The first weekly print edition of The Bridge landed in mailboxes throughout town in the middle of October.
Burke described The Bridge’s fundraising efforts as “ahead of internal expectations,” noting that, after setting a goal of$1.13 million, they have raised just over $900,000. Aside from a small grant from the Knight Foundation, most of the money has come from the Concord community.
“I am hopeful that we will reach our initial goal by the end of 2022,” she said.
Asked what some of the biggest lessons she has learned from launching a nonprofit local news organization, Burke said, “This was much more work than any of us realized when we began the planning process in early spring. Our board is small, most of us are retired, and we each worked many, many hours to launch the paper.”

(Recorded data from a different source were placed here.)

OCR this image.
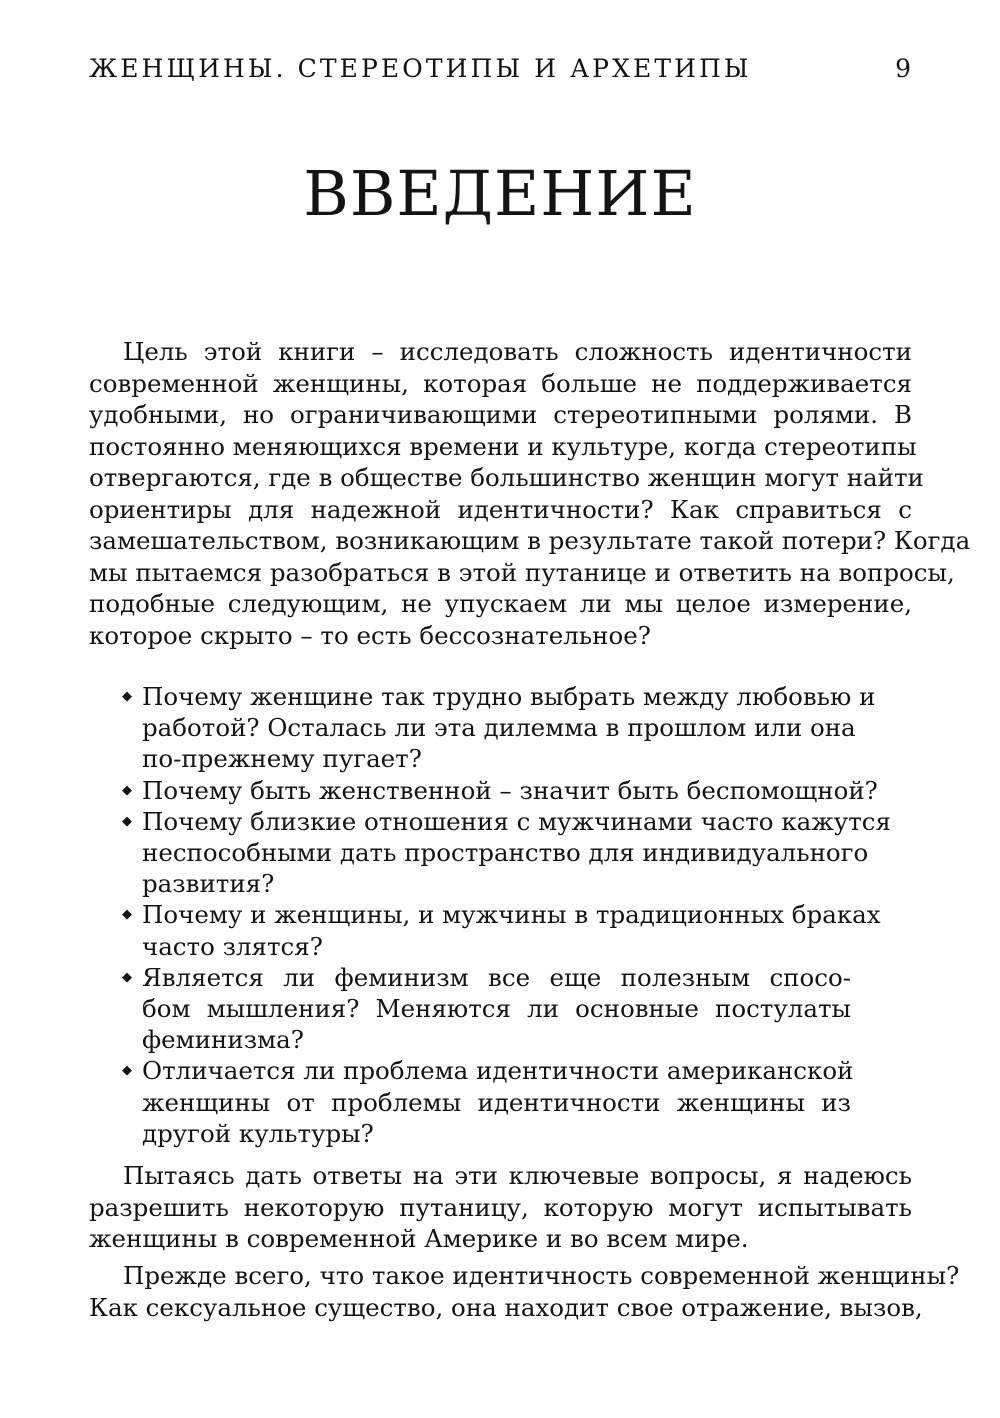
ЖЕНЩИНЫ. СТЕРЕОТИПЫ И АРХЕТИПЫ	9
ВВЕДЕНИЕ
Цель этой книги – исследовать сложность идентичности
современной женщины, которая больше не поддерживается
удобными, но ограничивающими стереотипными ролями. В
постоянно меняющихся времени и культуре, когда стереотипы
отвергаются, где в обществе большинство женщин могут найти
ориентиры для надежной идентичности? Как справиться с
замешательством, возникающим в результате такой потери? Когда
мы пытаемся разобраться в этой путанице и ответить на вопросы,
подобные следующим, не упускаем ли мы целое измерение,
которое скрыто – то есть бессознательное?
◆ Почему женщине так трудно выбрать между любовью и
работой? Осталась ли эта дилемма в прошлом или она
по-прежнему пугает?
◆ Почему быть женственной – значит быть беспомощной?
◆ Почему близкие отношения с мужчинами часто кажутся
неспособными дать пространство для индивидуального
развития?
◆ Почему и женщины, и мужчины в традиционных браках
часто злятся?
◆ Является ли феминизм все еще полезным спосо-
бом мышления? Меняются ли основные постулаты
феминизма?
◆ Отличается ли проблема идентичности американской
женщины от проблемы идентичности женщины из
другой культуры?
Пытаясь дать ответы на эти ключевые вопросы, я надеюсь
разрешить некоторую путаницу, которую могут испытывать
женщины в современной Америке и во всем мире.
Прежде всего, что такое идентичность современной женщины?
Как сексуальное существо, она находит свое отражение, вызов,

Burke expressed gratitude for the help The Bridge has received from more mature nonprofit newspapers and also spoke of the value of listening to the community.
“We did public forums in Concord and additional outreach to try to hear what the local community wanted its newspaper to be,” she said.
Despite the “mountains of work,” Burke said she would do it all over again.
“The positive feedback from the Concord community has been overwhelming,” Burke said. “We are still finding our way, but it has been a totally rewarding experience.”
Northeastern University journalism professor Dan Kennedy, who has been closely monitoring developments in the nonprofit news sector since the late 2000s, said that he had long been expecting an “explosion” of 501(c)(3) news organizations, but it was slow to materialize.
“I think part of it was that, for a number of years, the IRS made it really difficult for news organizations to get nonprofit status,” Kennedy said. “Then the IRS loosened its rules.”
But the other obvious explanation for the sudden rise is the actions of some of the country’s largest newspaper owners of newspapers.
“Gannett and Alden Global Capital, to name our biggest and most notorious newspaper chains, just began wiping out newspapers left and right,” said Kennedy.
Kennedy is writing a book with former Boston Globe editorial page editor Ellen Clegg titled, “What Works: The Future of Local News,” due in 2024, in which the Bedford Citizen will be featured. He and Clegg host an ongoing podcast series of the same name.
Kennedy attributes Gannett’s actions over the last year or two to the debt they took on to build their chain of 200-plus newspapers.
“They also seem to have lost interest in their weeklies,” Kennedy said. “They’re still interested in their dailies, although they are cutting them, too. But the weeklies in particular, they are just closing them wholesale.”
When Gannett decided to reassign its reporters to regional beats, it left those communities without local government watchdogs, while somewhat nonsensically offering content that well-established outlets were already producing, Kennedy noted.
“Isn’t that why we have the Boston Globe and two big public radio stations and some pretty good TV newscasts?” Kennedy said. “We really don’t look to our local newspapers for that kind of coverage. We look for what’s going on at town hall and in our neighborhoods.”
Kennedy noted the main benefit of a media organization establishing itself as a nonprofit is the tax advantages, both to itself and its donors.
“Beyond that, I think there is a public service mission to a nonprofit organization, whereas with a for-profit news organization, it could be locally owned, it could be operated for the public good, but there’s always that chance that it is going to be acquired by a chain or that it will pass into the hands of someone who isn’t really interested in that public service mission, and then what you had at one time starts to go downhill,” Kennedy said.